Herbert Marcuse schreibt 1932 in seinem Aufsatz „Neue Quellen zur Grundlegung des historischen Materialismus“ (der ersten wissenschaftlichen Auseinandersetzung mit den kurz zuvor veröffentlichten Manuskripten von 1844) über den Eigentumsbegriff: „Dies ist die allgemeinste positive Bestimmung des wahren Eigentums: das Vorhanden- und Verfügbarsein all der Gegenstände, deren der Mensch zur freien Verwirklichung seines Wesens bedarf. Dies Vorhanden- und Verfügbarsein realisiert sich als Eigentum, was durchaus nicht selbstverständlich ist, sondern darin gründet, daß der Mensch nie einfach und unmittelbar hat, wessen er bedarf, sondern die Gegenstände erst dann wirklich besitzt, wenn er sie sich angeeignet hat. So ist es der Sinn der Arbeit, die Gegenstände als bearbeitete dem Menschen zu eigen zu geben, sie zur Welt seiner freien Selbstverwirklichung und Selbstbetätigung zu machen.“ (Werke, Bd. I, S. 538) Wenn der Mensch über all seine Lebensmittel verfügt, besitzt er nichts mehr. Eigentum besteht ja gerade in der Negation des „Vorhanden- und Verfügbarseins.“ Wenn Marcuse diese Negation „positiv bestimmen“ will, bringt er damit zum Ausdruck, daß er sich auch die Negation des Eigentums nur als eine besondere (bessere, vernünftigere, wie auch immer) Form des Eigentums vorstellen kann, nicht als Eigentumslosigkeit. Die Aneignung der Produkte resultiert aus der (naturnotwendigen) Produktion der Lebensmittel selbst, nicht aus der Entfremdung dieser Produktion. Eigentumslosigkeit kann man sich daher bestenfalls als negative Utopie, als Zustand der Regellosigkeit und des Verfalls vorstellen. Man glaubt, daß der Mensch, wenn er sich seine Lebensmittel nicht mehr aneignet, jeden Bezug zu ihnen, schließlich zu seiner Umwelt überhaupt verliert. Eher hält man es für möglich, daß er sich zum Jäger und Sammler oder gar zum Affen zurückentwickelt, als daß er seine Reproduktion bewußt regelt.

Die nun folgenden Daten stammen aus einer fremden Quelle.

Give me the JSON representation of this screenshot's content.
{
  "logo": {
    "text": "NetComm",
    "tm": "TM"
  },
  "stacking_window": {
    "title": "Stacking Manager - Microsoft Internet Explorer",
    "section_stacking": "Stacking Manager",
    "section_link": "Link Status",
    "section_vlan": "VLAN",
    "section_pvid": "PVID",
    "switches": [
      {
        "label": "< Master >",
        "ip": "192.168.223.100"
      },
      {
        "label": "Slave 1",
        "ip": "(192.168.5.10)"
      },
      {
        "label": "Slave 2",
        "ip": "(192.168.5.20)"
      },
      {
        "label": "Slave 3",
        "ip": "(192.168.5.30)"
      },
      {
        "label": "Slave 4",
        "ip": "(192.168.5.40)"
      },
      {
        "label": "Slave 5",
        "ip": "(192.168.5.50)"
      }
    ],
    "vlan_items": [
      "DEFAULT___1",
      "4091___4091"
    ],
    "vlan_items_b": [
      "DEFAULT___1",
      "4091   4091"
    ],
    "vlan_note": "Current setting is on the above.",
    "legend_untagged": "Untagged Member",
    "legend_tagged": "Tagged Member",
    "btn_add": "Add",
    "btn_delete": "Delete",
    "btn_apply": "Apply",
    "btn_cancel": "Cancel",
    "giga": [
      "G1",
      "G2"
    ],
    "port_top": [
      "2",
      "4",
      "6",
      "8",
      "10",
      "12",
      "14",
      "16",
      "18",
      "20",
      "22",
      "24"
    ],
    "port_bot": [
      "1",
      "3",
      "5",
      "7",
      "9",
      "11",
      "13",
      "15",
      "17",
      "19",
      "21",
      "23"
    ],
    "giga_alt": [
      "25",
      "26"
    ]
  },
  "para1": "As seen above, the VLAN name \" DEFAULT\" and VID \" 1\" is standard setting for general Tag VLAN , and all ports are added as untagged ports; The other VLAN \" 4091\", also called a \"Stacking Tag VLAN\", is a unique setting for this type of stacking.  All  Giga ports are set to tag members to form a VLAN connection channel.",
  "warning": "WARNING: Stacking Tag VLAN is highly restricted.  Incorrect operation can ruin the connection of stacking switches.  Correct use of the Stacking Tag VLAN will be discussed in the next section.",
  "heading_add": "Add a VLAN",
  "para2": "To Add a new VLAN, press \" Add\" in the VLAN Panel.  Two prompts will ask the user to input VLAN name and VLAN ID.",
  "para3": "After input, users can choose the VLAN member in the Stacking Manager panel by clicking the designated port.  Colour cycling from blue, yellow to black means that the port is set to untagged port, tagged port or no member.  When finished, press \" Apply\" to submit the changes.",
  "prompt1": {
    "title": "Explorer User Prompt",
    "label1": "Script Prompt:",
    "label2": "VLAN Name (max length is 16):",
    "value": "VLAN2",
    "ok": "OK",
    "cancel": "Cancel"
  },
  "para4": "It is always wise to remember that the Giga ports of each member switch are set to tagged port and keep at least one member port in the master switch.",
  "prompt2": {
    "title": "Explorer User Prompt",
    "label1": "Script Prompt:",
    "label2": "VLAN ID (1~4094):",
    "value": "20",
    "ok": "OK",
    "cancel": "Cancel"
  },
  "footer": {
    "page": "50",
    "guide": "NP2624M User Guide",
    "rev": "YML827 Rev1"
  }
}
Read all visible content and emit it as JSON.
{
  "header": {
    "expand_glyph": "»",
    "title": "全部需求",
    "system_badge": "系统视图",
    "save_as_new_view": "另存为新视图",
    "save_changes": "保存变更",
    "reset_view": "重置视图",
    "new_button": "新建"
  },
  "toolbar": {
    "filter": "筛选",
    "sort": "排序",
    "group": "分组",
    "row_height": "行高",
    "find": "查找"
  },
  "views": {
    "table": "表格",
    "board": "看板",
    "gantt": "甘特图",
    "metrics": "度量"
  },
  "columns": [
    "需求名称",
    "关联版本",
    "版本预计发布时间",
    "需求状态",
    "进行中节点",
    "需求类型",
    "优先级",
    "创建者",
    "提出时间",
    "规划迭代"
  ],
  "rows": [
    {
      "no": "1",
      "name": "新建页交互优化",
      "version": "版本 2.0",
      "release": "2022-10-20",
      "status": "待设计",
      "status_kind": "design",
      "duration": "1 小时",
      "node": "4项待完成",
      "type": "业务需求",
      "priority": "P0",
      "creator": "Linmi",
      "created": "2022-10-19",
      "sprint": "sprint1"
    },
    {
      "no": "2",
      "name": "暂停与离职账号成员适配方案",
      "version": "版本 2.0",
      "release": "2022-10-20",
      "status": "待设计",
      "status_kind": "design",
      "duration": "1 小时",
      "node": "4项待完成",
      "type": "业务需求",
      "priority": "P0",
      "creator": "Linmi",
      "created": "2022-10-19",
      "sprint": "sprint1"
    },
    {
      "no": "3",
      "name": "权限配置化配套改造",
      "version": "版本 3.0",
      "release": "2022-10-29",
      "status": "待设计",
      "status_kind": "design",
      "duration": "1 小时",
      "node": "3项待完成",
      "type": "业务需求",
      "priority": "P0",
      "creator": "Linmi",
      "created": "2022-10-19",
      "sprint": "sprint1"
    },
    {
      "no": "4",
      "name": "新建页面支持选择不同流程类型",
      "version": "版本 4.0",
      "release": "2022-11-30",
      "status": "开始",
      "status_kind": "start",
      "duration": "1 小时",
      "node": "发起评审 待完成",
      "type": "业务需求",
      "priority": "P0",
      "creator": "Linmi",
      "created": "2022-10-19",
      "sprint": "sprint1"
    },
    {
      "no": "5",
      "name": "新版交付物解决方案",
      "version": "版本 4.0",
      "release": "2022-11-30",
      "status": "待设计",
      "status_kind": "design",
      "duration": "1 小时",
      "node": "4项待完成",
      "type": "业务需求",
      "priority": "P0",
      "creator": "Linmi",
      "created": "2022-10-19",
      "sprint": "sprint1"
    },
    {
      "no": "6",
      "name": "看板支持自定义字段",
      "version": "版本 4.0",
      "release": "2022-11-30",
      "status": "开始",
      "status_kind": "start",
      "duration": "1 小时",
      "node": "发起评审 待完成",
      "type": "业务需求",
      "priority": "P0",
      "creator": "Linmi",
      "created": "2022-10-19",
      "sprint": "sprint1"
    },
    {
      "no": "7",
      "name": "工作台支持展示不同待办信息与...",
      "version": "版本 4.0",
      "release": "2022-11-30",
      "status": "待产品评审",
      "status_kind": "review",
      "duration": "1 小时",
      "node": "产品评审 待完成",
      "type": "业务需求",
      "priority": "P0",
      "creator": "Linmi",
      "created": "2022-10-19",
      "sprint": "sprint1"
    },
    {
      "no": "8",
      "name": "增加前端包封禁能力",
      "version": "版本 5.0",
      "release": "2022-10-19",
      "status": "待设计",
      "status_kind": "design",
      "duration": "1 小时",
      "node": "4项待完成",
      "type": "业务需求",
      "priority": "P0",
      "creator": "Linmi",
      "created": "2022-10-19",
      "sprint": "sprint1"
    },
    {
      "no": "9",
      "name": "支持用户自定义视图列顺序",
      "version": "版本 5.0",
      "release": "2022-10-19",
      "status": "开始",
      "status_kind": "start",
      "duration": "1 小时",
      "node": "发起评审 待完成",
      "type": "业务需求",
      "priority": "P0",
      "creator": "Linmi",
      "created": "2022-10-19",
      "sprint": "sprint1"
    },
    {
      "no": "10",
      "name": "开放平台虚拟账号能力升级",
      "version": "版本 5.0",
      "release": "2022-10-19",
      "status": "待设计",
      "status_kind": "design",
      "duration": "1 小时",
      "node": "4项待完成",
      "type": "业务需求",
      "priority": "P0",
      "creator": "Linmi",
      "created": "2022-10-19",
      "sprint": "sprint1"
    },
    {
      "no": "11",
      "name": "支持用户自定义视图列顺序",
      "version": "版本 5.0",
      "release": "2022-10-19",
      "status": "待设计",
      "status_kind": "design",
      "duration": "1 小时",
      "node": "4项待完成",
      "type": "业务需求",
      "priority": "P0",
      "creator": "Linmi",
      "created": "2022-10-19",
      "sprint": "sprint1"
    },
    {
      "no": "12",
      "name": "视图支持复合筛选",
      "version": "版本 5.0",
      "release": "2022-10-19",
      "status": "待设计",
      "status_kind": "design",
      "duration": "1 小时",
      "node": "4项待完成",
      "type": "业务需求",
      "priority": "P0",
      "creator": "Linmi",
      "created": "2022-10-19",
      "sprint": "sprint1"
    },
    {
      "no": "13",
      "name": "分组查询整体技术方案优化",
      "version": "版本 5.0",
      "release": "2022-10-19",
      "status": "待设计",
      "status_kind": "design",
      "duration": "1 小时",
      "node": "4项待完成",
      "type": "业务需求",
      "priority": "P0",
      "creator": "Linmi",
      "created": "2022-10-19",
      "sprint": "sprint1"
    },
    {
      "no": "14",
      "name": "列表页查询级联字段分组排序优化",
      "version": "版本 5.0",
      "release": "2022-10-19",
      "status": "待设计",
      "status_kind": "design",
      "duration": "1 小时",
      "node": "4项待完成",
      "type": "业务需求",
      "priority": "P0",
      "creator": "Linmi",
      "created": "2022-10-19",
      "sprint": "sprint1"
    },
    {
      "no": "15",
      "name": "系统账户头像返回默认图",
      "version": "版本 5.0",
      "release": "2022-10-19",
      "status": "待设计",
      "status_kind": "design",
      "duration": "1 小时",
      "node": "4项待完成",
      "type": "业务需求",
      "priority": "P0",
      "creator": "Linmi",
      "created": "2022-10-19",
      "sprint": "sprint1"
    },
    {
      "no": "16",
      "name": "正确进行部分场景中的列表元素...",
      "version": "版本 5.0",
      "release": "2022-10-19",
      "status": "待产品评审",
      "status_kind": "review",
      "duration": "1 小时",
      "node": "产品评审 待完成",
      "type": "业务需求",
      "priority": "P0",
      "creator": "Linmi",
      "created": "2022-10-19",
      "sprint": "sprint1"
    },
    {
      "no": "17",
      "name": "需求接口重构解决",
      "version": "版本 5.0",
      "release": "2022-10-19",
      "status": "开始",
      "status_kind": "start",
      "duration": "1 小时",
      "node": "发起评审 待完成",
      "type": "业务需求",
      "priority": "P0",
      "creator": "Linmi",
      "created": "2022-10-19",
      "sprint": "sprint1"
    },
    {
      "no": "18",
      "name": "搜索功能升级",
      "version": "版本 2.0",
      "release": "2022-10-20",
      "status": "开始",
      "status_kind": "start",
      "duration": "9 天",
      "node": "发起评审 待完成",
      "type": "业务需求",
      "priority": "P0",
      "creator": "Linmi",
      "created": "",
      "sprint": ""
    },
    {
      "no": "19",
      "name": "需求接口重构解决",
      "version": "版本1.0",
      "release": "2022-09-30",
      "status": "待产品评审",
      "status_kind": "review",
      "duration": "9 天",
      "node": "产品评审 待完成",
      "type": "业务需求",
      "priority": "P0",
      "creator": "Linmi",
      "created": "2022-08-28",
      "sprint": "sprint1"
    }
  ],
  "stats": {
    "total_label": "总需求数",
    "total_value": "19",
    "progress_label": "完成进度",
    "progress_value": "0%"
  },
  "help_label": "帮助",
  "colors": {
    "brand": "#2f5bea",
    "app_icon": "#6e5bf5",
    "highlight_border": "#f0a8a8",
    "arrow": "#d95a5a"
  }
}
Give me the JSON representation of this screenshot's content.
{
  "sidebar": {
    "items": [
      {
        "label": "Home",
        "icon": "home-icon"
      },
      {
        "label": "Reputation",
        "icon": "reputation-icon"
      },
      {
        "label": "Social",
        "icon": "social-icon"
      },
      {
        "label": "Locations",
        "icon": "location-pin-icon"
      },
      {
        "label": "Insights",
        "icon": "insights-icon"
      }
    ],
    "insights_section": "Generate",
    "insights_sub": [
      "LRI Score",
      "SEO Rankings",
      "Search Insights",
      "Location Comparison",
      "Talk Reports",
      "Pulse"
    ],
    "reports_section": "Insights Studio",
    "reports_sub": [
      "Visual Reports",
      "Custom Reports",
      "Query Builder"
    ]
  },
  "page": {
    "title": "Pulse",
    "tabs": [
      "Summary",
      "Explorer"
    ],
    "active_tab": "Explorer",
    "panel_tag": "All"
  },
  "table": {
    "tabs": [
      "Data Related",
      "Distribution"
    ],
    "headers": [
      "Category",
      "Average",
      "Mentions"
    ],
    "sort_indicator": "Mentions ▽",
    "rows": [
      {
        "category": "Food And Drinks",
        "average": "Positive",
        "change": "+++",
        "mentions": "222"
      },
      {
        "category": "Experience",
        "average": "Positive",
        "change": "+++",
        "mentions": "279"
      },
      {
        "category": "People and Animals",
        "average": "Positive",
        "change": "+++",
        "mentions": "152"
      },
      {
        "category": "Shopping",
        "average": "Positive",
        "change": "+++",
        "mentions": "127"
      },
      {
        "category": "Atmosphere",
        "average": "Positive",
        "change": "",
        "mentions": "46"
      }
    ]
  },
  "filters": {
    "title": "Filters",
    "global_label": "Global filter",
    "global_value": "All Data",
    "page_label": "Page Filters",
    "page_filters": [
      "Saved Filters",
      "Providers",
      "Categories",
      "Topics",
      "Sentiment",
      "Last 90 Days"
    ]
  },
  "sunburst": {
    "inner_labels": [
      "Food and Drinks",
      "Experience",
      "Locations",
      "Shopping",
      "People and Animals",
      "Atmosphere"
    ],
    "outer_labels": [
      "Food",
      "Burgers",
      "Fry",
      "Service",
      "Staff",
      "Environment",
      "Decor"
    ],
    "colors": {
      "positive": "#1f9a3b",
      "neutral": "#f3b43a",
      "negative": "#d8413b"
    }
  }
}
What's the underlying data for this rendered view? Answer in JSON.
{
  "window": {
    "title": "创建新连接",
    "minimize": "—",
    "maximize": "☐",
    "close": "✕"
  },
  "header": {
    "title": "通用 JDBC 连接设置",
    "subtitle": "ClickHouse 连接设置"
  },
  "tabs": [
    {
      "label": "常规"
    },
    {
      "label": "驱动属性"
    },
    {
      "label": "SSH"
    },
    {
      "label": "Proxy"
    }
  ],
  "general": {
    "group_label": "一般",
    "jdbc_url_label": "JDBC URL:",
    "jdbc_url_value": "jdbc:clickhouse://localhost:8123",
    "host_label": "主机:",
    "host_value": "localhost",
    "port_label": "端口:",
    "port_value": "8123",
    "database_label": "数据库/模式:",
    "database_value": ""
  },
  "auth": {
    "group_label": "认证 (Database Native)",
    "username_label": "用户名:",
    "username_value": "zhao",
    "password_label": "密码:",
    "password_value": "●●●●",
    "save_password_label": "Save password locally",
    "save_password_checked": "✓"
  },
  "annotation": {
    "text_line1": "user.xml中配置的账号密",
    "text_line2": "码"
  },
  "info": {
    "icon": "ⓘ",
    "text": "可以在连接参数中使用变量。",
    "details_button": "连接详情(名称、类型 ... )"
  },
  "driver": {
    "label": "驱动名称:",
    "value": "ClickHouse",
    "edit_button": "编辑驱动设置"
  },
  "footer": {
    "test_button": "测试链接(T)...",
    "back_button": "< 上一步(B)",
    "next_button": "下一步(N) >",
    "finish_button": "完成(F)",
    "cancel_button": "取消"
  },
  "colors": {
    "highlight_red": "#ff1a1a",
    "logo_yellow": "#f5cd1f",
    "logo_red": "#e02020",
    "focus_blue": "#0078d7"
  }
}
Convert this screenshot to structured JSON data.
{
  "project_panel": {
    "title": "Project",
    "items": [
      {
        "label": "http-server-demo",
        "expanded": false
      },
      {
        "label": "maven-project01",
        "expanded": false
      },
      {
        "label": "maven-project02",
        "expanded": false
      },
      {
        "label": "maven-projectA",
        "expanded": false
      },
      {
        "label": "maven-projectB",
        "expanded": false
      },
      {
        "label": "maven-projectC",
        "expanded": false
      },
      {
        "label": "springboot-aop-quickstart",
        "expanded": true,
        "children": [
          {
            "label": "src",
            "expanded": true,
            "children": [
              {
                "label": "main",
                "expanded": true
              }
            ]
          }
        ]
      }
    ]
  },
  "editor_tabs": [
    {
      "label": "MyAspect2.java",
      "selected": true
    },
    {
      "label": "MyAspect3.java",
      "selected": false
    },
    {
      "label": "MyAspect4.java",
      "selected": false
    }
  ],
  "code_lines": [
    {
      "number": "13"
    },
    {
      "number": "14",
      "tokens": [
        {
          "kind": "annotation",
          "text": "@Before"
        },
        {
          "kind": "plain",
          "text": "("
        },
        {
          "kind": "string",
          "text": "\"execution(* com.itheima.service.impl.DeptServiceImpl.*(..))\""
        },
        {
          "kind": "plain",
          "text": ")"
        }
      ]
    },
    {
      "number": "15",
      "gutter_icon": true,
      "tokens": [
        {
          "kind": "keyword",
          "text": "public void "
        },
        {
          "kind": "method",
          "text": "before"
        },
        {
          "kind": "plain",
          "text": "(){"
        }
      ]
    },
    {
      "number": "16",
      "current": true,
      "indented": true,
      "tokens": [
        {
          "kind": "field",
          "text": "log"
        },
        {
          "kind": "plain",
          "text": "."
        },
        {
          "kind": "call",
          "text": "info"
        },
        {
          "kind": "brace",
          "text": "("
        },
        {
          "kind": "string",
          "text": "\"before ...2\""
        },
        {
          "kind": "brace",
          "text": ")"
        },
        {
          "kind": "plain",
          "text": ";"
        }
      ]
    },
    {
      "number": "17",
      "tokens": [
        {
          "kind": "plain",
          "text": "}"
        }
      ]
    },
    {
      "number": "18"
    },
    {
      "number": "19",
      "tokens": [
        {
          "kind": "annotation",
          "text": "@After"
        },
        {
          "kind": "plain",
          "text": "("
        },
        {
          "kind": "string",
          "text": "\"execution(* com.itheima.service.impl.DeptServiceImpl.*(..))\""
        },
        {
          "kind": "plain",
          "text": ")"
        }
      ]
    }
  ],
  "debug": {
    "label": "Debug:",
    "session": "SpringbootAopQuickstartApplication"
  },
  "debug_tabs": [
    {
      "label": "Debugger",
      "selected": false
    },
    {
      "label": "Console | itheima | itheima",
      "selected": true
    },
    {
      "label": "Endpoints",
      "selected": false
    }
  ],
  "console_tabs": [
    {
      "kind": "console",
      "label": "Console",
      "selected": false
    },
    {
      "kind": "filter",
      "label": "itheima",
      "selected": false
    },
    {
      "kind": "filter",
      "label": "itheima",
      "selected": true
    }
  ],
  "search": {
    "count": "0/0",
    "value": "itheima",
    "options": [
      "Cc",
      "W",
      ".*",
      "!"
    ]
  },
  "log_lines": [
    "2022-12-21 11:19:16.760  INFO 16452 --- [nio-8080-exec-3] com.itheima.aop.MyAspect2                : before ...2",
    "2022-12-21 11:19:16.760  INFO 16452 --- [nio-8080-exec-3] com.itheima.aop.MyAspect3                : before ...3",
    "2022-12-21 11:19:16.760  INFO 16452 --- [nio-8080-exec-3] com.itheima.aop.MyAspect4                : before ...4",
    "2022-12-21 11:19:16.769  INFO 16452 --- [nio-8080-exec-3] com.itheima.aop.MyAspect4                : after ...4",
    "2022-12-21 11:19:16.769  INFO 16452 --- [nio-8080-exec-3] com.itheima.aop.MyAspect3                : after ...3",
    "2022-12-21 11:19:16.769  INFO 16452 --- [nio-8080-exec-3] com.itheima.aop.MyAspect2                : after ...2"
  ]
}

Die Radikalität der Arbeitskritiker besteht darin, dies als Positivum hinzustellen: „Die einzig akzeptable Wirtschaftsform in dieser Gesellschaft ist Sperrmüllabfuhr. Jeder schmeißt das, was er nicht unmittelbar verwenden noch Vergnügen daran finden kann, auf die Straße, für jeden, der vorbeikommt, frei zum eigenen Gebrauch. Man sollte dieses Verfahren auf die gesamte ökonomie ausdehnen, die ohnehin nur noch Müll produziert, um durch den Beginn des freien Gebrauchs aller Dinge dem Wert den Todesstoß zu versetzen. Alle Produktionsvorgänge, die zur Herstellung von Menschen gewünschter Dinge als Vorbereitung gewünschter Genüsse nötig sind, müssen, soweit wie möglich vollautomatisiert, umgestaltet werden.“ (Lucifer Dionysios, Sonne und Faulheit, in: Paul Lafargue, Das Recht auf Faulheit, S. 10, o. O., o. J. [ziemlich spätes 20.Jahrhundert]) Eine solche „Sperrmüllwirtschaft“ wäre jedoch gerade keine bewußte Reproduktion der Gesellschaft. In ihr ist die Reproduktion immer noch eine Angelegenheit des Zufalls, der individuellen Geschicklichkeit, Stärke usw., das heißt aber zwangsläufig des von der Gesellschaft getrennten Individuums. Gerade der „freie Gebrauch aller Dinge“ wäre auf einer solchen Grundlage unmöglich.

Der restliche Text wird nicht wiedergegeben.